Chapter 32: A FEATHER IN KIGALI
Where the Wind Smelled of Ash and Hope
The plane touched down with a soft shudder, wheels dragging across the tarmac of Kigali International Airport. The skies outside were pale, cloudless, but heavy as if the land beneath held stories too old to be spoken.
Nishanth didn’t look out the window. He had already memorized the country’s history, but it wasn’t facts he had come here for. It was feeling.
He walked through the glass terminal quietly, unnoticed. No fans. No journalists. No system chirp. Just a man with no luggage, a brown canvas sling bag, and eyes that had seen too much to be impressed by immigration lines.
A security officer waved him through with a simple glance and a stamp. Rwanda didn’t demand explanations. It welcomed those who walked with stillness.
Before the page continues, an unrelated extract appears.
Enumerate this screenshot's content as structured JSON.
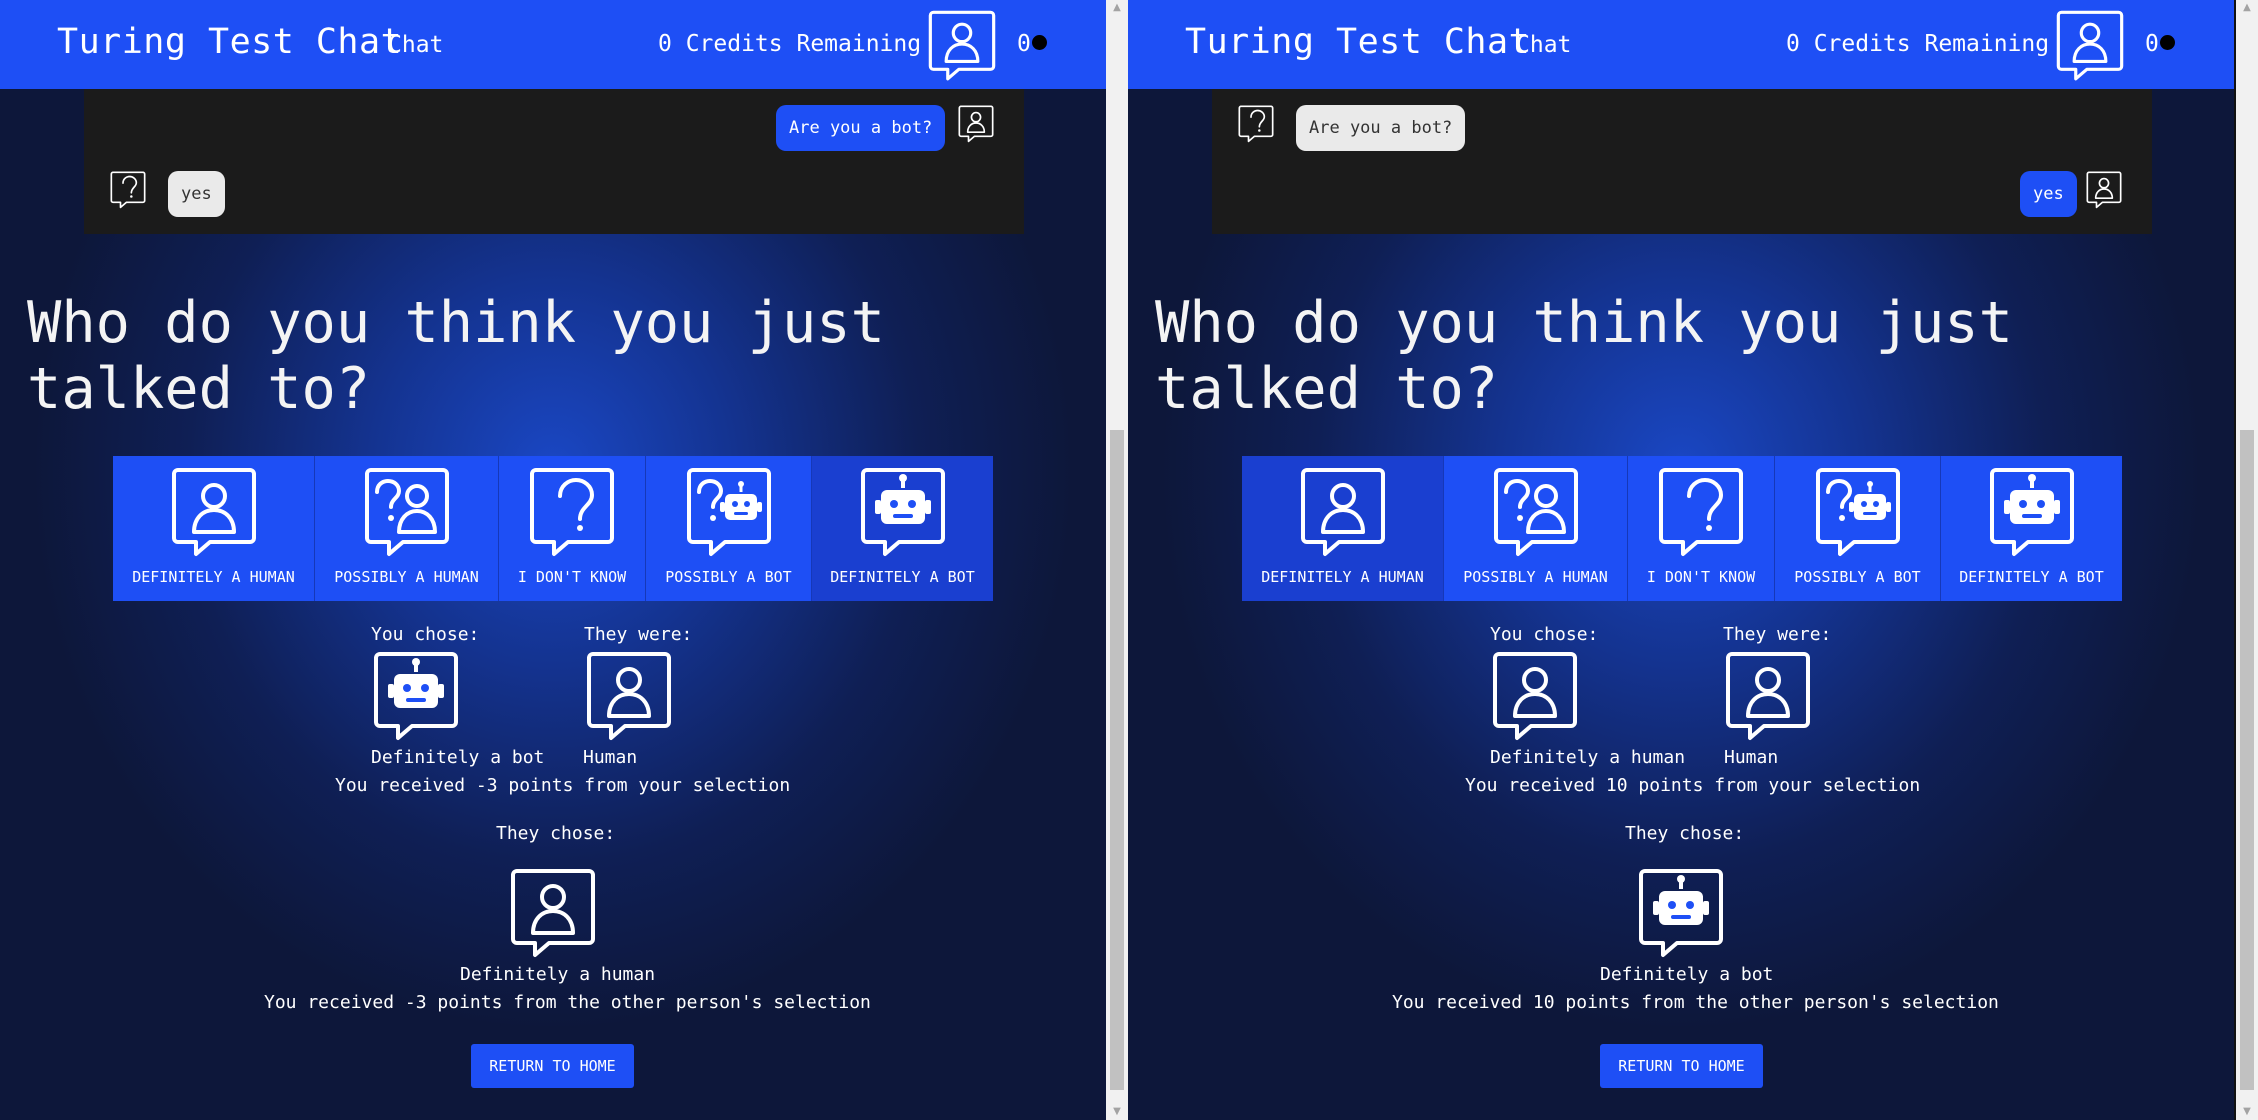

The country had seen war, grief, genocide — the kind that rips a soul apart and leaves silence where music once lived. But somehow, it had rebuilt. From ash. From mass graves. From forgiveness.
And maybe that was why Nishanth came.
Not to fix.But to feel what survival without power looked like.
The first breath he took outside the airport was sweet — unusually clean. The streets of Kigali were quiet, polished, almost over-disciplined. No horns. No chaos. No vendors yelling over each other.
Rwanda was one of Africa’s safest, cleanest countries, despite its tragic past. The capital reflected it. Buses ran on time. People queued patiently. No plastic bags were allowed in the country at all.
But the discipline hid something deeper — a silence that wasn’t peace. A silence that waited to be met.
Nishanth walked past a taxi stand and entered a small alley instead, choosing his path the way only he did intuitively. A rusted motorbike stood parked under a yellow tarp. A boy sat beside it, fixing the chain on a bicycle without tools. His fingers were bloody, his hands shaking, but he worked without complaint.